Вадик взял стакан, посмотрел на свет и решительно поставил его обратно.

— Что ж, подожду недельку, для чистоты эксперимента, пока остаточные следы не повыведутся, и начну опробовать сочетания. Таковых, по самым скромным подсчётам, набирается тысяч десять. Но кому легко? Фильмами надо запастись подходящими — чтобы рисунок поведения давали заметный, и не травмоопасный, а то голову кому-нибудь ещё оторвёт. Но это потом. Сейчас главное установить, насколько устойчив вчерашний эффект. И насколько обратим. Вдруг Людка всегда теперь кошачить будет?
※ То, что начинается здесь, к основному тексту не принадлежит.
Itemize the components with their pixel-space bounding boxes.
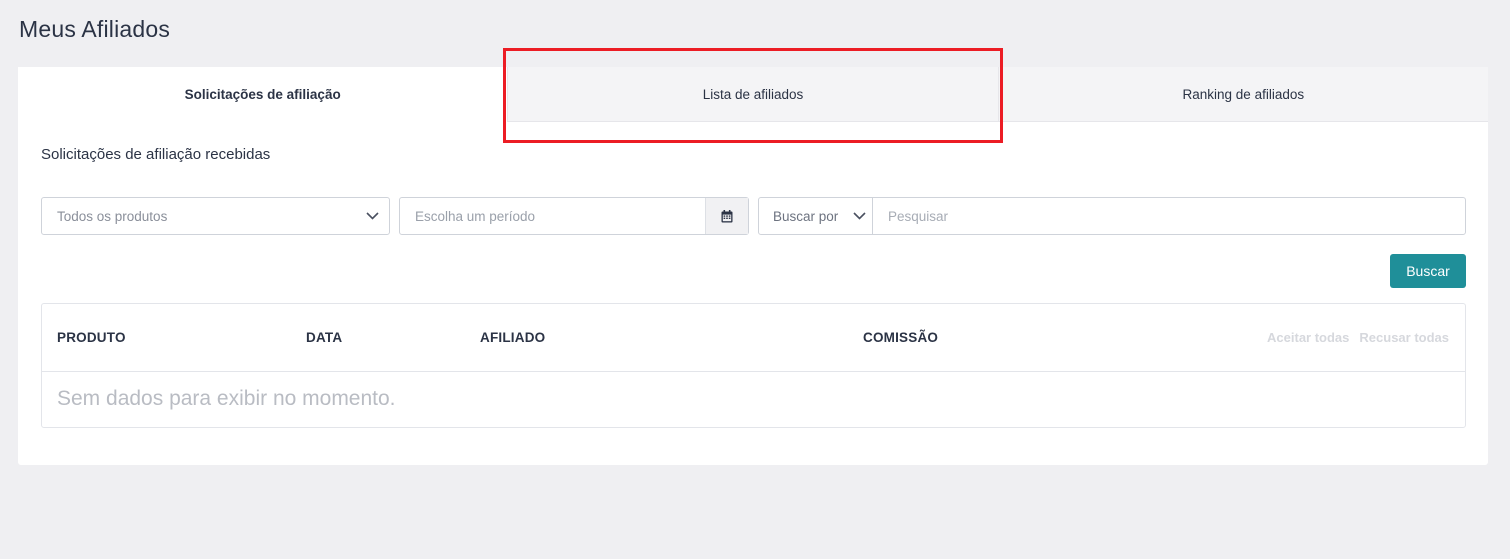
tab-affiliation-requests[interactable]: Solicitações de afiliação bbox=[18, 67, 508, 122]
column-header-affiliate: AFILIADO bbox=[480, 330, 546, 345]
accept-all-button[interactable]: Aceitar todas bbox=[1267, 330, 1349, 345]
product-select[interactable]: Todos os produtos bbox=[41, 197, 390, 235]
empty-state-message: Sem dados para exibir no momento. bbox=[57, 387, 396, 410]
period-picker[interactable]: Escolha um período bbox=[399, 197, 749, 235]
tabs-bar: Solicitações de afiliação Lista de afili… bbox=[18, 67, 1488, 122]
period-placeholder: Escolha um período bbox=[415, 208, 536, 224]
bulk-actions: Aceitar todas Recusar todas bbox=[1267, 330, 1449, 345]
search-by-select[interactable]: Buscar por bbox=[758, 197, 873, 235]
affiliates-card: Solicitações de afiliação Lista de afili… bbox=[18, 67, 1488, 465]
calendar-icon[interactable] bbox=[705, 198, 748, 234]
chevron-down-icon bbox=[846, 212, 872, 220]
tab-affiliates-list[interactable]: Lista de afiliados bbox=[507, 67, 998, 122]
search-input[interactable] bbox=[888, 208, 1465, 224]
search-field bbox=[872, 197, 1466, 235]
reject-all-button[interactable]: Recusar todas bbox=[1359, 330, 1449, 345]
section-title: Solicitações de afiliação recebidas bbox=[41, 146, 271, 163]
page-title: Meus Afiliados bbox=[19, 16, 171, 42]
column-header-commission: COMISSÃO bbox=[863, 330, 939, 345]
chevron-down-icon bbox=[355, 212, 389, 220]
search-by-value: Buscar por bbox=[773, 208, 839, 224]
product-select-value: Todos os produtos bbox=[57, 208, 168, 224]
column-header-date: DATA bbox=[306, 330, 343, 345]
column-header-product: PRODUTO bbox=[57, 330, 126, 345]
tab-affiliates-ranking[interactable]: Ranking de afiliados bbox=[997, 67, 1488, 122]
table-header: PRODUTO DATA AFILIADO COMISSÃO Aceitar t… bbox=[42, 304, 1465, 372]
search-button[interactable]: Buscar bbox=[1390, 254, 1466, 288]
requests-table: PRODUTO DATA AFILIADO COMISSÃO Aceitar t… bbox=[41, 303, 1466, 428]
Потому, понимаешь, и домой страшно идти. Как представлю, что она вновь начинает по комнате сигать, в сердце предынфарктное состояние разыгрывается.

— А ты защиту надень, какую спортсмены надевают — бандаж, щитки, шлем боксёрский, — посоветовал я ему, — всё спокойнее будет.

— Чёрт! Это мысль, — воодушевился Вадик, — я насчёт каски думал, но этого она бы не поняла. Про шлем же можно сказать, доктор, мол, прописал от головной боли. Щитки она и не заметит. Спасибо, друг, хорошую идею подал.

Он крепко пожал мне руку холодной и влажной дланью, и мы стали думать, где можно раздобыть комплект защитного снаряжения.